Jean-Marie Bockel, secrétaire d'Etat à la justice, a remis son rapport sur la prévention de la délinquance juvénile mercredi 3 novembre au président de la République.
Elaboré à l'issue d'une mission de trois mois, ce rapport, sobrement intitulé La prévention de la délinquance des jeunes, déroule 15 propositions articulées autour de trois dimensions : le soutien à la parentalité, la restauration de la citoyenneté et la reconquête de l'espace public.
Après un hommage appuyé à l'action et aux discours de Nicolas Sarkozy (période ministre de l'Intérieur et président) ainsi qu'une référence à Tony Blair ("Dur avec la délinquance, dur avec ses causes"), Jean-Marie Bockel pointe les trois champs principaux dans lesquels se déroulent majoritairement les faits de délinquance juvénile : au sein de la famille, à l'école et sur la voie publique.
Pour une politique de la responsabilité parentale
S'agissant du soutien à la parentalité, Jean-Marie Bockel décrit des parents "souvent dépassés ou démunis face aux comportements de leurs enfants mineurs, [et qui] assument de manière moins évidente qu’autrefois leur rôle d’autorité".
Pour le secrétaire d'Etat à la justice il apparaît nécessaire de "construire une politique publique de la responsabilité parentale", pour laquelle il propose principalement de s'appuyer sur des dispositifs déjà existants (écoles des parents, conseils des droits et devoirs des familles - CDDF, contrat de responsabilité parentale...) mais en les généralisant ou en les modifiant à travers une méthodologie "plus stricte et mieux encadrée" et "des objectifs de fond mieux définis" en ce qui concerne par exemple les stages parentaux, légalisés par la loi du 5 mars 2007 sur la prévention de la délinquance.
Programme de coaching parental
Afin de "renforcer les parents dans leur capacité parentale et éducative", le rapport préconise de mettre en place un programme national de "coaching parental" s'inspirant du modèle australien, dont la mise en oeuvre pourrait être confiée aux réseaux d'écoute d'appui et d'accompagnement des parents (REAAP) (proposition n° 1).
Introduit par un discours légèrement moralisateur sur l'autorité paternelle défaillante et des raccourcis entre niveau de délinquance et forte présence de familles monoparentales dans certains quartiers, Jean-Marie Bockel estime par ailleurs qu'il "faut réintégrer les pères dans leurs responsabilités dans l’ensemble des prises en charge scolaires, sanitaires, éducatives ou sociales". Il relance également le débat sur la création d'un statut du beau-parent, idée lancée en 2009 par... Nicolas Sarkozy.
Réintroduire le travail social à l'école
Pendant du soutien à la parentalité selon le rapport : la pénalisation de l'irresponsabilité parentale. Il entend ainsi "créer les conditions d’une politique pénale des manquements volontaires à l’exercice de l’autorité parentale" en facilitant le recours aux poursuites pénales pour les parents "défaillants" (proposition n° 6).

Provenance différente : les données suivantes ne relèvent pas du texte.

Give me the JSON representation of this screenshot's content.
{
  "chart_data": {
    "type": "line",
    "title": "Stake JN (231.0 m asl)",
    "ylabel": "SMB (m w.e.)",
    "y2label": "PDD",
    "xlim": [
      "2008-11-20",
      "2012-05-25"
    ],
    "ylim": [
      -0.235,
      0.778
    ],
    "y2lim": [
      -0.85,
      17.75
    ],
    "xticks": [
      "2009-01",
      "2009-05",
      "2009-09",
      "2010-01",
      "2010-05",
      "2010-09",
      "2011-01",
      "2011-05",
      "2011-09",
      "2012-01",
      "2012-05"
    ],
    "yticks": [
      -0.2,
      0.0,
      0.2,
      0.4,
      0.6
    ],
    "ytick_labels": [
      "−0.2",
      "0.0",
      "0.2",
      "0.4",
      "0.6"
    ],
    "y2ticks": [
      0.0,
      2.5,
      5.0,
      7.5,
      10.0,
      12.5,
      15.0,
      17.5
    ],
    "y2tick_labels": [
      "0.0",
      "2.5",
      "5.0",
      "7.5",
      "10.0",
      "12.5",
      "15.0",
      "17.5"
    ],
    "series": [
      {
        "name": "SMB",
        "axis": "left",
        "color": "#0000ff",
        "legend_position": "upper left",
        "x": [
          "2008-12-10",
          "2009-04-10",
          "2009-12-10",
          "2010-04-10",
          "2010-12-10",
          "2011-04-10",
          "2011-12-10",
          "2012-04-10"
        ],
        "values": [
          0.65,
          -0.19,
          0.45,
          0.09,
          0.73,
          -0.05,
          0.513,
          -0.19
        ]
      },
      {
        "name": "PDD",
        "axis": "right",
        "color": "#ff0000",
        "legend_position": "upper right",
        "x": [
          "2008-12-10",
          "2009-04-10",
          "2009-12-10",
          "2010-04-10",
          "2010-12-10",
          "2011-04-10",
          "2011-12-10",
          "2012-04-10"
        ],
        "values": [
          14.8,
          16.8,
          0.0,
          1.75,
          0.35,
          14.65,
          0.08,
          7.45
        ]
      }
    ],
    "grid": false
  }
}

Au chapitre de la restauration de la citoyenneté, l'action de l'Etat doit se concentrer sur trois problématiques majeures : la lutte contre l'absentéisme et le décrochage scolaires, la lutte contre les violences scolaires, et la nécessité de réintroduire le travail social à l'école. Pour le premier axe le rapport prend appui sur des "dispositifs opérationnels et partenariaux de proximité qui mériteraient d’être systématisés" à l'image du dispositif du "fil continu" pour les élèves décrocheurs à Pierrefitte-sur-Seine (93) ou du dispositif de poursuite de solarisation de Meaux (77).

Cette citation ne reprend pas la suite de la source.